Maybe part of the appeal of the 1980s is because most of that time seemed nearly carefree.  After the troubles of the 1970s including the Viet Nam War, Watergate, and the gasoline shortages, things seemed to stabilize again.  With the stress and turmoil of the previous decade faded, people just wanted to strap on their fanny packs, hang out at the mall, and spend money on the newest technologies.  There was a genuine feeling of pride for any middle class family who crowned their floor model wooden television set with a four-hundred dollar VCR – especially if the VCR was equipped with a remote control.  Who could ever forget the thrilling rush of power when stepping into a video rental store knowing you could bring Hollywood cinema into your nylon carpeted living room for a mere three dollars?  A trip to the video store was almost as fun as going to the arcade, where jamming fistfuls of quarters into the glowing red coin slots of bleeping, chirping video game cabinets brought a joy like no other.

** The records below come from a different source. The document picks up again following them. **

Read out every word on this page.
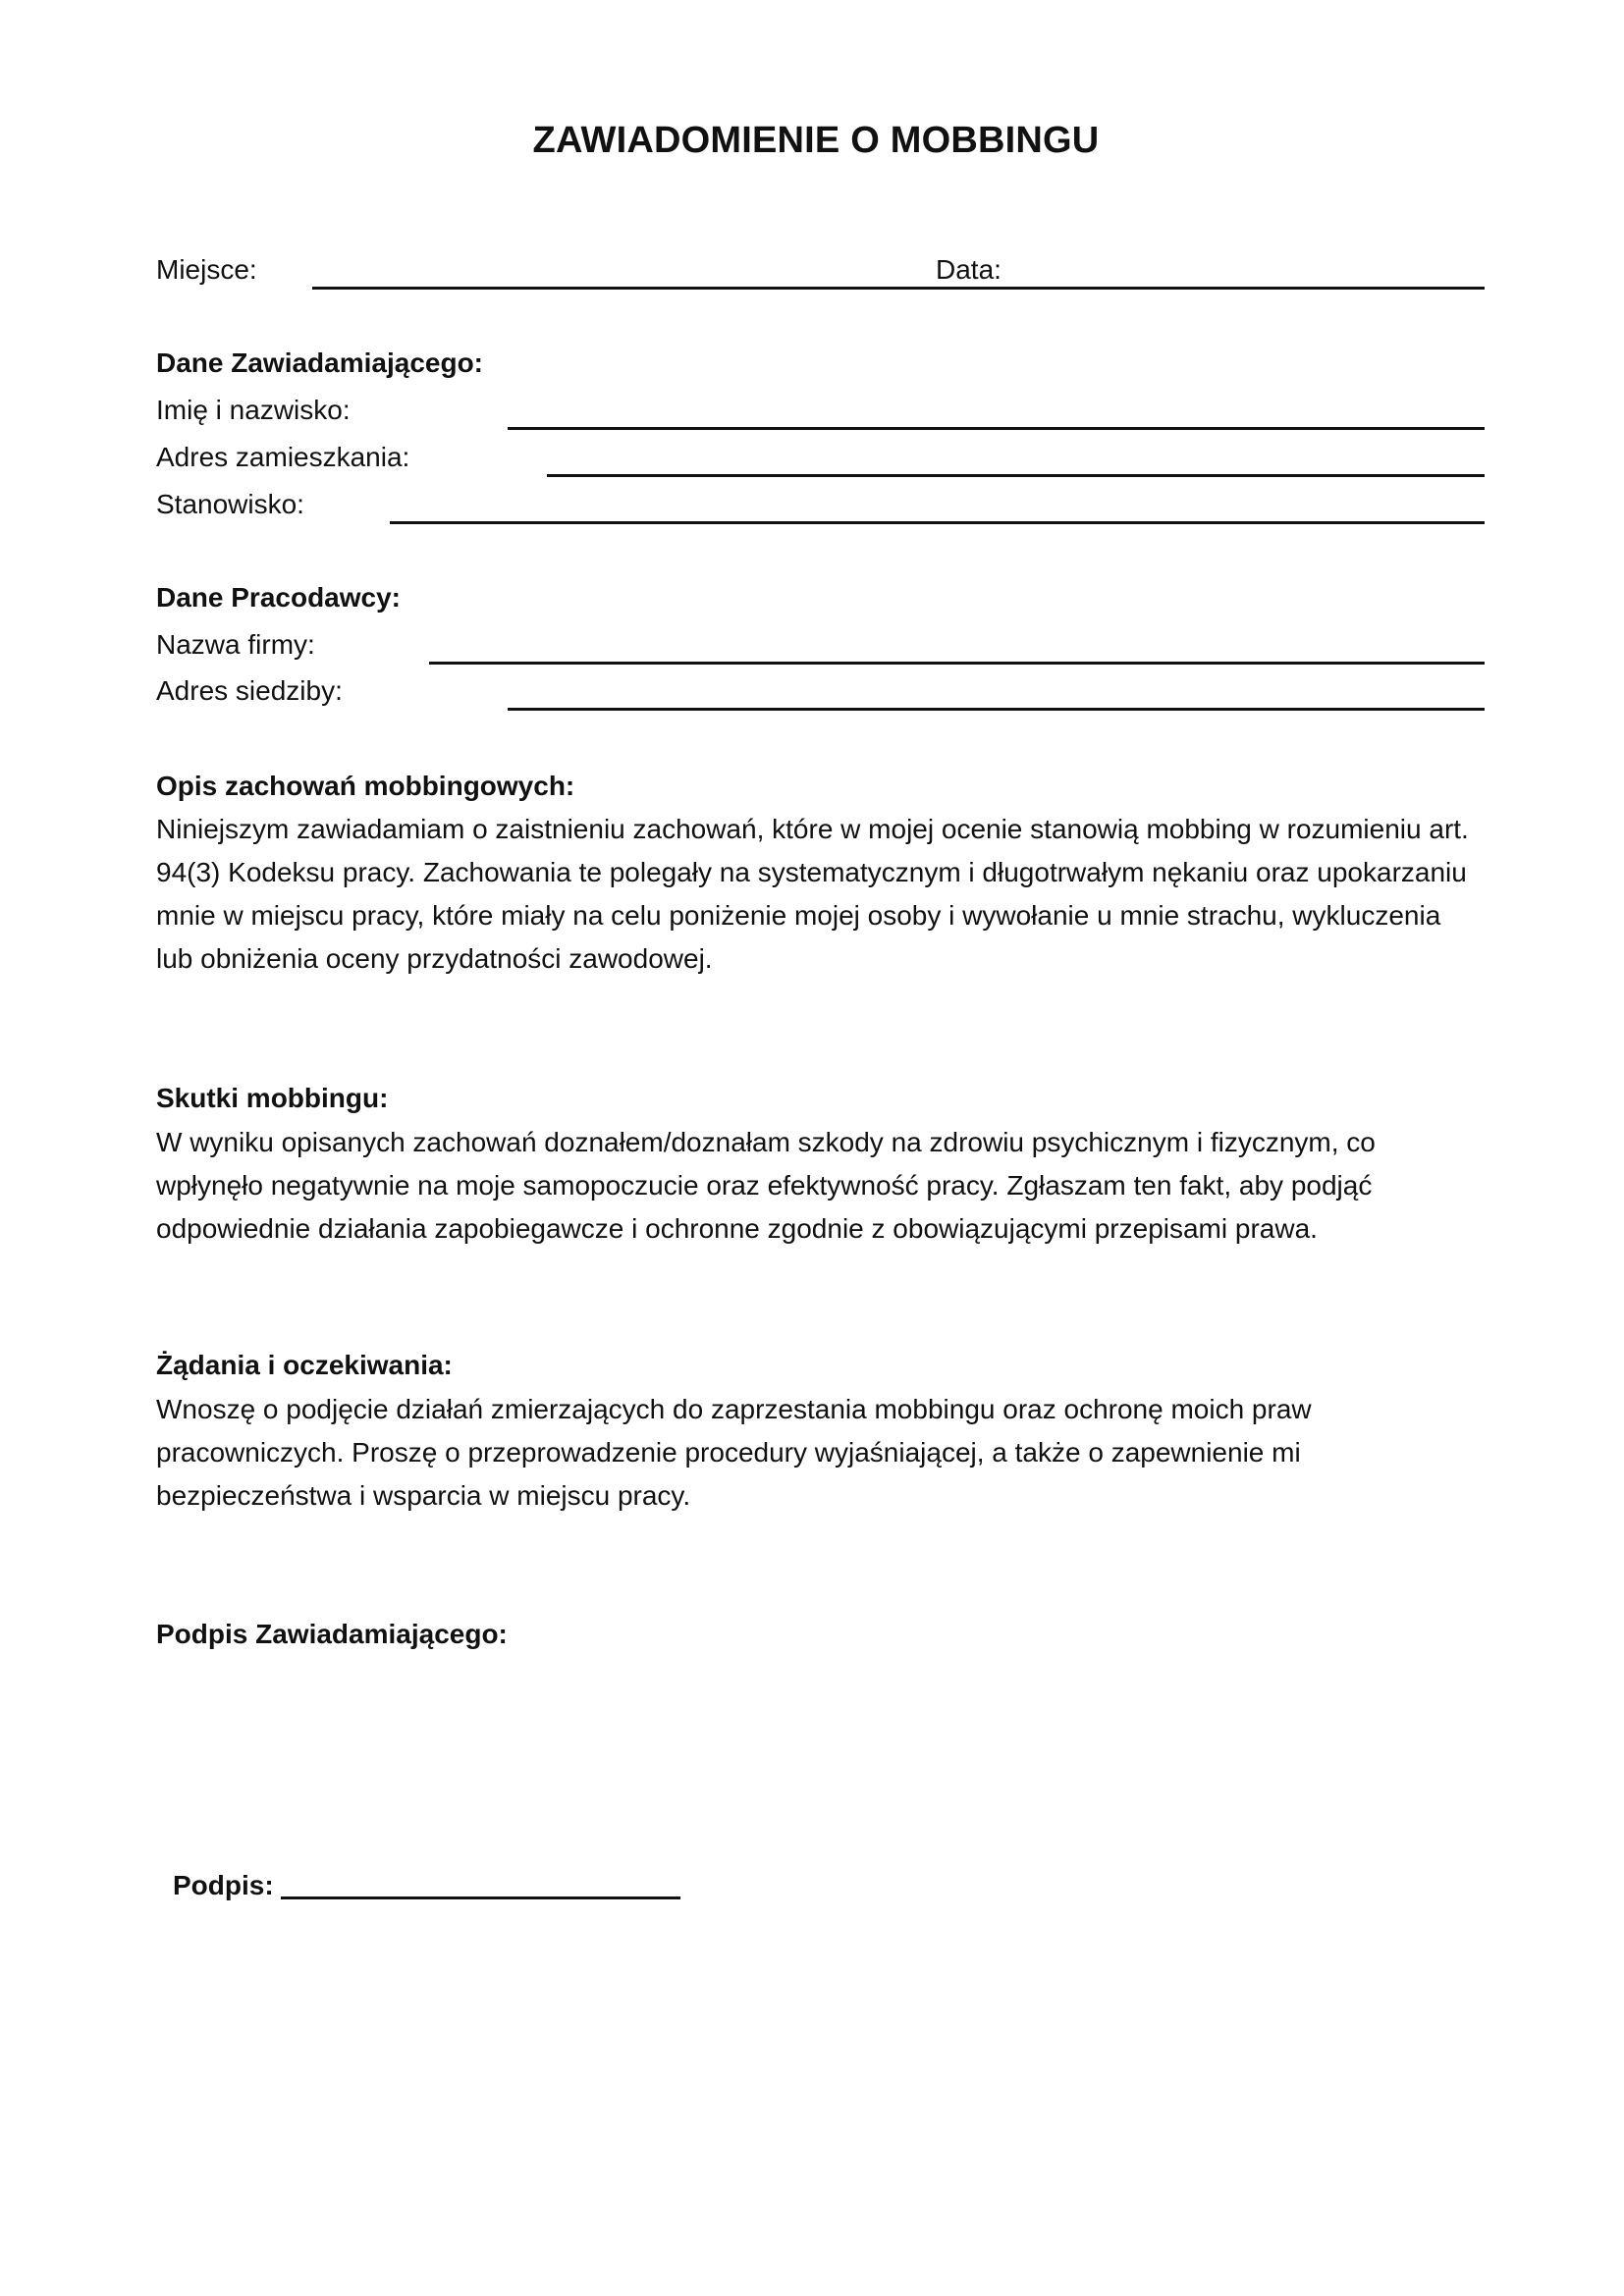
ZAWIADOMIENIE O MOBBINGU
Miejsce:	Data:
Dane Zawiadamiającego:
Imię i nazwisko:
Adres zamieszkania:
Stanowisko:
Dane Pracodawcy:
Nazwa firmy:
Adres siedziby:
Opis zachowań mobbingowych:
Niniejszym zawiadamiam o zaistnieniu zachowań, które w mojej ocenie stanowią mobbing w rozumieniu art.
94(3) Kodeksu pracy. Zachowania te polegały na systematycznym i długotrwałym nękaniu oraz upokarzaniu
mnie w miejscu pracy, które miały na celu poniżenie mojej osoby i wywołanie u mnie strachu, wykluczenia
lub obniżenia oceny przydatności zawodowej.
Skutki mobbingu:
W wyniku opisanych zachowań doznałem/doznałam szkody na zdrowiu psychicznym i fizycznym, co
wpłynęło negatywnie na moje samopoczucie oraz efektywność pracy. Zgłaszam ten fakt, aby podjąć
odpowiednie działania zapobiegawcze i ochronne zgodnie z obowiązującymi przepisami prawa.
Żądania i oczekiwania:
Wnoszę o podjęcie działań zmierzających do zaprzestania mobbingu oraz ochronę moich praw
pracowniczych. Proszę o przeprowadzenie procedury wyjaśniającej, a także o zapewnienie mi
bezpieczeństwa i wsparcia w miejscu pracy.
Podpis Zawiadamiającego:
Podpis:
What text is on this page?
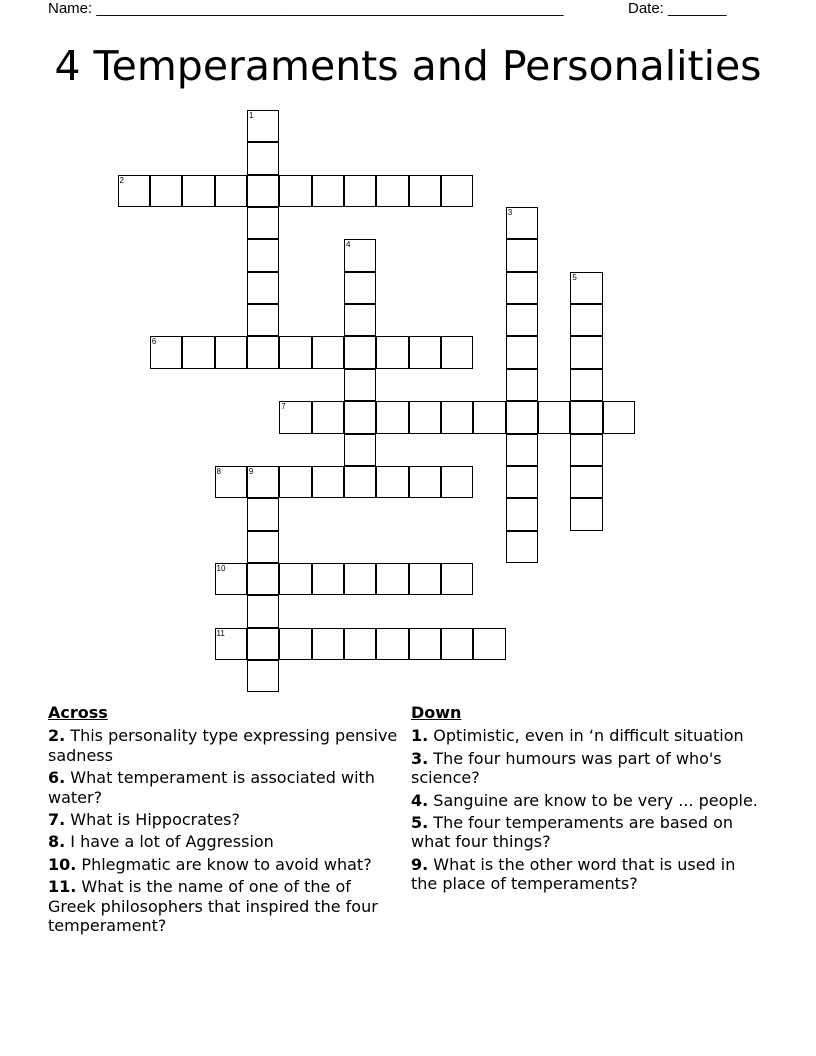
Name: ________________________________________________________	Date: _______
4 Temperaments and Personalities
1
2
3
4
5
6
7
8	9
10
11
Across
2. This personality type expressing pensive sadness
6. What temperament is associated with water?
7. What is Hippocrates?
8. I have a lot of Aggression
10. Phlegmatic are know to avoid what?
11. What is the name of one of the of Greek philosophers that inspired the four temperament?
Down
1. Optimistic, even in ‘n difficult situation
3. The four humours was part of who's science?
4. Sanguine are know to be very ... people.
5. The four temperaments are based on what four things?
9. What is the other word that is used in the place of temperaments?
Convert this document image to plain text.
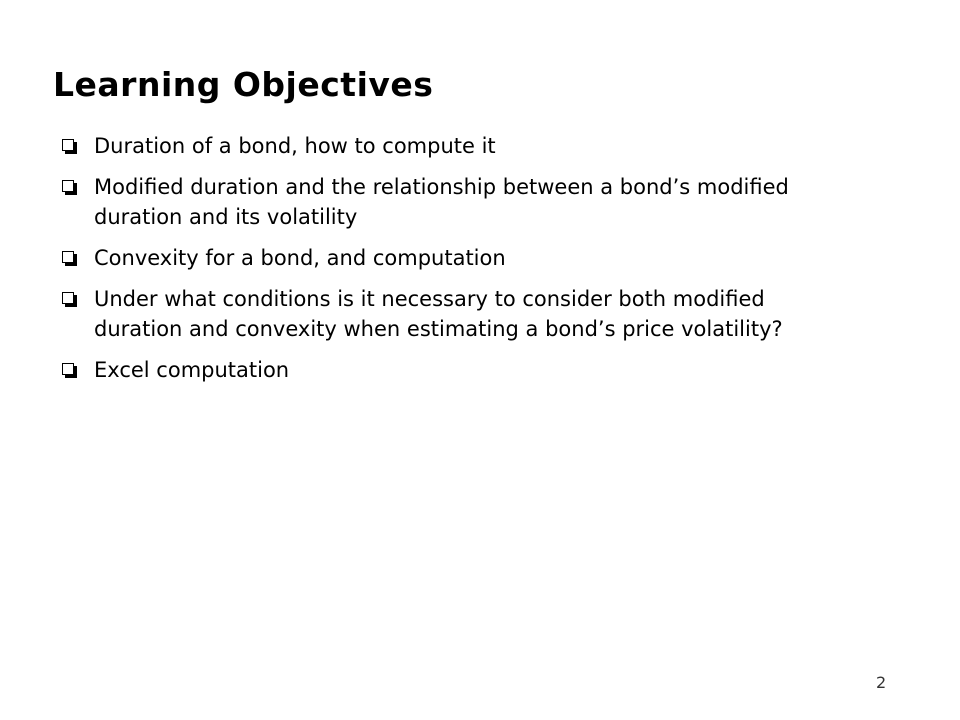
Learning Objectives
Duration of a bond, how to compute it
Modified duration and the relationship between a bond’s modified
duration and its volatility
Convexity for a bond, and computation
Under what conditions is it necessary to consider both modified
duration and convexity when estimating a bond’s price volatility?
Excel computation
2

I think the reason that we are looking to recapture some of the magic of the days of neon splatter paint is because we’re all trying to bounce back.  For more than a decade, we’ve been facing the uncertainties of the economy, unemployment, terrorism, the wars in the Middle East, natural disasters . . . the list goes on.  The world today is very different from the one we used to know, and the shift is making us nostalgic for seemingly simpler times.  There were some troubles in the 1980s, the decade began with the Iranian Hostage Crisis unresolved, there were economic woes and unemployment, and the Cold War was in its final stages.  But as Americans we pulled through, just like we always have.  I think that when we look back to the 1980s, we are looking to boost our morale . . . and we often do find something that brings a smile to our faces.  Whether it’s remembering the soft hum of VHS tapes rewinding, the feeling of one pound earphones squeezing the sides of your head, or coating your hair (and your lungs) with magnificent clouds of aerosol hairspray, they were all a part of living through the 1980s.
Time is shoving us all into an uncertain future and most of us are thinking, “What’s next?”  As the old adage says, history always repeats itself.  I think that most of us are secretly hoping that times like the 1980s are on their way back.  We all want days of abundance, shiny new toys, and the carefree feeling that our troubles are behind us.  When those days come, I want to spend an occasional Saturday morning eating Freakies cereal, sitting around in my pajamas, and watching The Muppet Babies.
I don’t think that’s too much to ask.